Tinha, claro, a piscina. A meca do verão, à distância de um mergulho, que na infância é só questão de oportunidade ou companhia. Não costumava faltar um ou outro, então a vida era andar com os cabelos cheirando a cloro e os dedos enrugados. Sabia nadar desde sempre, talvez por isso nunca tenha temido o fundo ou eventual afogamento. Gostava de sentir que crescia enquanto tentava não se equilibrar no dedão para manter a cabeça fora d’água. Até o dia que a planta do pé tocou o azulejo.
O dia só acabava quando os cachorros eram soltos, a hora que fosse. Aí era toque de recolher até a manhã seguinte para todo mundo, ou quase. “Eles são bravos, só respeitam a sua avó.” Hoje sabe exatamente de onde veio sua fobia de cães. No dia seguinte repetia-se a sequência, e era tudo diferente. Nada era igual naquele tempo, naquele sítio. Era outro estado de se viver, como se o cotidiano não respondesse às mesmas regras.
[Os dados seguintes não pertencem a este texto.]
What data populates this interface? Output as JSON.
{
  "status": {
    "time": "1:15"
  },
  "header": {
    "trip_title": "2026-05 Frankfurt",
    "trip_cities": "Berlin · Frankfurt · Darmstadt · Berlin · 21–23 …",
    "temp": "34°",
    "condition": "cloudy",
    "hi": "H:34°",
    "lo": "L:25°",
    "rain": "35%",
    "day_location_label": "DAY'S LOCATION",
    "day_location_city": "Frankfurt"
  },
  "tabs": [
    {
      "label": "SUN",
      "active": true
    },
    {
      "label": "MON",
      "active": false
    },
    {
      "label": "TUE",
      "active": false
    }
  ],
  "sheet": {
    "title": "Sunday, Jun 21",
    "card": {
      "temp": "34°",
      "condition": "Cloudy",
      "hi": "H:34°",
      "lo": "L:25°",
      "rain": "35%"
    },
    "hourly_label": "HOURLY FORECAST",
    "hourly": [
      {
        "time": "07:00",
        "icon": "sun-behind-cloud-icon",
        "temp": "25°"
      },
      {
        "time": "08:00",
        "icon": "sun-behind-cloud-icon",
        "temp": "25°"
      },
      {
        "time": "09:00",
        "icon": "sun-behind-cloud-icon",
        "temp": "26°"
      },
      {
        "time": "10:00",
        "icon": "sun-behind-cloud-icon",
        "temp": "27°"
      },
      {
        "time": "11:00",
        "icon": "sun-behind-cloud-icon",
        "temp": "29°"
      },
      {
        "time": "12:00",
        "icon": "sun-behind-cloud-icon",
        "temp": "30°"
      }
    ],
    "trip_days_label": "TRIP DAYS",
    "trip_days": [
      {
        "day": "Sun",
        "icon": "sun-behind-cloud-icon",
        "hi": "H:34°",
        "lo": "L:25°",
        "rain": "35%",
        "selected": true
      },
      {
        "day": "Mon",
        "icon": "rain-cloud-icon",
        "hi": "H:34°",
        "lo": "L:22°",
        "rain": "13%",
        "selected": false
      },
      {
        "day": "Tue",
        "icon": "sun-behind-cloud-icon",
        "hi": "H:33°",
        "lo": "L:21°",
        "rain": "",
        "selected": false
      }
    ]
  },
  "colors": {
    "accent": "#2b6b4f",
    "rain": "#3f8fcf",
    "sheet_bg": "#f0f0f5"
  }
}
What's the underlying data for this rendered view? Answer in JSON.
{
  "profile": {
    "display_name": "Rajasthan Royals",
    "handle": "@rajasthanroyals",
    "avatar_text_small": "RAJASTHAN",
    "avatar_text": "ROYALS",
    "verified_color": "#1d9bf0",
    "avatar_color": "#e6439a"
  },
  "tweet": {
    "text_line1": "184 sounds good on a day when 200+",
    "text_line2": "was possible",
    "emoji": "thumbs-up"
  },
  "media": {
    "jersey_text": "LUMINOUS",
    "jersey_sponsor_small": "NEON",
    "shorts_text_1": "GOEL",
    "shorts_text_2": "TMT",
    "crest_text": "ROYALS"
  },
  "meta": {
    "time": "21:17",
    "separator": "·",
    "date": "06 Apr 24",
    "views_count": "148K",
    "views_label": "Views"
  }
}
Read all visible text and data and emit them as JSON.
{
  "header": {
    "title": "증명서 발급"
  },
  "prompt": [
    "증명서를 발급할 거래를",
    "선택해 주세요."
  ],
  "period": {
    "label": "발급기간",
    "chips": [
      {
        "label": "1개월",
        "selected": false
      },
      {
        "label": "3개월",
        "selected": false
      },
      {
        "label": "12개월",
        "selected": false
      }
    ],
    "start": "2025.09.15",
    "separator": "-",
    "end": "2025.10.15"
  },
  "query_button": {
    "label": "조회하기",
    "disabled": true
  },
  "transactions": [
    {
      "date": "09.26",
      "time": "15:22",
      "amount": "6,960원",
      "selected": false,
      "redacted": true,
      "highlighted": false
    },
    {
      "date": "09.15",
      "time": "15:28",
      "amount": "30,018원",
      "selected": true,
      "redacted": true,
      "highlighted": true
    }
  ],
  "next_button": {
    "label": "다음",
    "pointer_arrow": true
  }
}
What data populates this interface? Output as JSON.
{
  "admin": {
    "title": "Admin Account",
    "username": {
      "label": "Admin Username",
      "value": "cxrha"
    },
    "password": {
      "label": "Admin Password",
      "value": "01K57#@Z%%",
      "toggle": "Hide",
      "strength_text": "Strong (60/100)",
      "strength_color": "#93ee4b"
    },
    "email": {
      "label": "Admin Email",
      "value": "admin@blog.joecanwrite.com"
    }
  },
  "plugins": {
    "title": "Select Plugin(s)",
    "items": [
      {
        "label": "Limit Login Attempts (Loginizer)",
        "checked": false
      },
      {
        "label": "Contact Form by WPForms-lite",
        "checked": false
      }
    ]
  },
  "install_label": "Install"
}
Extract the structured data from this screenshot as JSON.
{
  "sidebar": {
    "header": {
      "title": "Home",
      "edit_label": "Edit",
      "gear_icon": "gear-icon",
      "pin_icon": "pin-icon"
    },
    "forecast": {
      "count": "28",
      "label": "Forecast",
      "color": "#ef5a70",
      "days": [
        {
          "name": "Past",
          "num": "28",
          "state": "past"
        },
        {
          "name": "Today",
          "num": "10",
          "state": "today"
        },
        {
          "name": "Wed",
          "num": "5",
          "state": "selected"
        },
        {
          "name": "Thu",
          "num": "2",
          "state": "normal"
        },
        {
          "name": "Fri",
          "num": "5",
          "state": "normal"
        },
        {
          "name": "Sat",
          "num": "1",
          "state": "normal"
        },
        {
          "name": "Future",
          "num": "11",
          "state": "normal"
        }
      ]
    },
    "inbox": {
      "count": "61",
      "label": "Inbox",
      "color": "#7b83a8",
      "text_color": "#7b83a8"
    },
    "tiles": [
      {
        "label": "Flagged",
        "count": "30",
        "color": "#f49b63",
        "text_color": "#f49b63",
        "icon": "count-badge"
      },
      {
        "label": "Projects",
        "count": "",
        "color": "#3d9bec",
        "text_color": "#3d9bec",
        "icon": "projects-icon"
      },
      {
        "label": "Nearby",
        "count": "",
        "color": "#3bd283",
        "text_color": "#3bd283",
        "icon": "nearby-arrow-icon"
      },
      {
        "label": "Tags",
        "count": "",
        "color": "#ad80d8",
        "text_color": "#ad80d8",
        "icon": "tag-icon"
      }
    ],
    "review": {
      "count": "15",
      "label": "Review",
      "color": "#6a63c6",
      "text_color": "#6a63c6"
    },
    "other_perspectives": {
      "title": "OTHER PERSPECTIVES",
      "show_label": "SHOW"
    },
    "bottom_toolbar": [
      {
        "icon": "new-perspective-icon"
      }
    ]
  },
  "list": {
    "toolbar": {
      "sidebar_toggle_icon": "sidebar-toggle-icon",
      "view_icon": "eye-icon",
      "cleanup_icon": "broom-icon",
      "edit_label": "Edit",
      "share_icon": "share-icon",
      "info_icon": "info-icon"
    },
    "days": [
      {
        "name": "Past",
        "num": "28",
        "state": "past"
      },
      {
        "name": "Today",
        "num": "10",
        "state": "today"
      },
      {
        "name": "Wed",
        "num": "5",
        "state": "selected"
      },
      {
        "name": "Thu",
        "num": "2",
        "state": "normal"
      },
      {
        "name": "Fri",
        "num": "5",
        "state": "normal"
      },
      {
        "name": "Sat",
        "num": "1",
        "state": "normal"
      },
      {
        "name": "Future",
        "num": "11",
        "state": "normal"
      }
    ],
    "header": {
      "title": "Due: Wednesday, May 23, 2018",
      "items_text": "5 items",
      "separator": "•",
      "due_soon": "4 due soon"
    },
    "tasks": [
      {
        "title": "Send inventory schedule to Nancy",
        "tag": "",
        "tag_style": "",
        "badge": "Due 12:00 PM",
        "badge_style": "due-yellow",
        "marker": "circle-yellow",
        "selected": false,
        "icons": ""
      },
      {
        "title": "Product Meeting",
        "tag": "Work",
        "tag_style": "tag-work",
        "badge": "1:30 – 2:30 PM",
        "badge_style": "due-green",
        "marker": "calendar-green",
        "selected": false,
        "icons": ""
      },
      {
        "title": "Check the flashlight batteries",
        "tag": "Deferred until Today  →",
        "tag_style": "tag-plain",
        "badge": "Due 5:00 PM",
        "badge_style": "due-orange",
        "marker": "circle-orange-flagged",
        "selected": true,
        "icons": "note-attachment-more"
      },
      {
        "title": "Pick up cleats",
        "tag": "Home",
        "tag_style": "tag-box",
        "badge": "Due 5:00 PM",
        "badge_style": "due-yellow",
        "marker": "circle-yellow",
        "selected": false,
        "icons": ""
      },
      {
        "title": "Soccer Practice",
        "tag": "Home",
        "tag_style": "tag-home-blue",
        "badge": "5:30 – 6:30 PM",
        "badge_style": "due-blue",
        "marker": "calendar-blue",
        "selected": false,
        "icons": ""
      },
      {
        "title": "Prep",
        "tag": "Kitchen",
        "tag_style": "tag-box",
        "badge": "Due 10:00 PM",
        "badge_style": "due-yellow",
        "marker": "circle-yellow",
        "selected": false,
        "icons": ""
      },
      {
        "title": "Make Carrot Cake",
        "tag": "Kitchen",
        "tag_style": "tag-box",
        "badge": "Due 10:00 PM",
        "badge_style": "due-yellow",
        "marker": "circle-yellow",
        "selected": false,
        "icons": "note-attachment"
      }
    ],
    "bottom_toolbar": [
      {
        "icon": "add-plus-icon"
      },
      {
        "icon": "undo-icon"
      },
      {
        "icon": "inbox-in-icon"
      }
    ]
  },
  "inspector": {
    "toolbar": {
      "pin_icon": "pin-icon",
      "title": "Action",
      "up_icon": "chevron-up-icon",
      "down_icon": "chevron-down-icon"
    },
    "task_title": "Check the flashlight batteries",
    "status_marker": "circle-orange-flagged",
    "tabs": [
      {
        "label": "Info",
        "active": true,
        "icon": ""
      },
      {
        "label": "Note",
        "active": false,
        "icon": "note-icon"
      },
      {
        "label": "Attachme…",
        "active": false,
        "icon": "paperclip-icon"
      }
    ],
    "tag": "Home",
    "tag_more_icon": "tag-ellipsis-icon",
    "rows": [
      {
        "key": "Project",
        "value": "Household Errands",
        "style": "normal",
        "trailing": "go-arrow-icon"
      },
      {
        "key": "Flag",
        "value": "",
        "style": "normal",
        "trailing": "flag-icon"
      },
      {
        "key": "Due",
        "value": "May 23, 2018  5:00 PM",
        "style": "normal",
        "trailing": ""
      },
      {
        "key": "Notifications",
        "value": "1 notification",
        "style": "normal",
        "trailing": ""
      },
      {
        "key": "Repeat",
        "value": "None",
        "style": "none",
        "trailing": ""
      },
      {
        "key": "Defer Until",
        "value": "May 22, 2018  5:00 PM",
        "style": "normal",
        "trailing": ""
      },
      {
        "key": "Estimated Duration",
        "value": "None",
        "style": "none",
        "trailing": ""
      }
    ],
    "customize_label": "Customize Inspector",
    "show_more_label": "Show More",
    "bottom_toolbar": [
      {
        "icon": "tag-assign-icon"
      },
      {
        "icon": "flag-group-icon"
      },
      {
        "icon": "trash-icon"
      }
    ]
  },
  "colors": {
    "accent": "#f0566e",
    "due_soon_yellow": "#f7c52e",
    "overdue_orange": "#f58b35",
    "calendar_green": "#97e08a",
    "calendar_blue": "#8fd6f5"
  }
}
Hoje nem sempre o corpo obedece como prontamente atendia nas guerras de frutas colhidas do pé: pernas que faziam ventar de tanta correria, juntas inaudíveis e a pele sempre com um tom solar que só a infância tem. (Embora muita gente passe a vida tentando alcançar) Os cabelos resistem, pouco brancos até, mas jamais suportariam o cloro de viver uma estação todinha em banho-maria. Nunca havia sequer ouvido falar em coluna naquele tempo, e agora a desinfeliz faz questão de ser lembrada a todo instante.
Abre a janela para ver se entra uma brisa amiga, esquentou, parece que o tempo vai firmar. Crianças fazem barulho lá embaixo na rua. Ou seria lembrança? Deve ser o calor.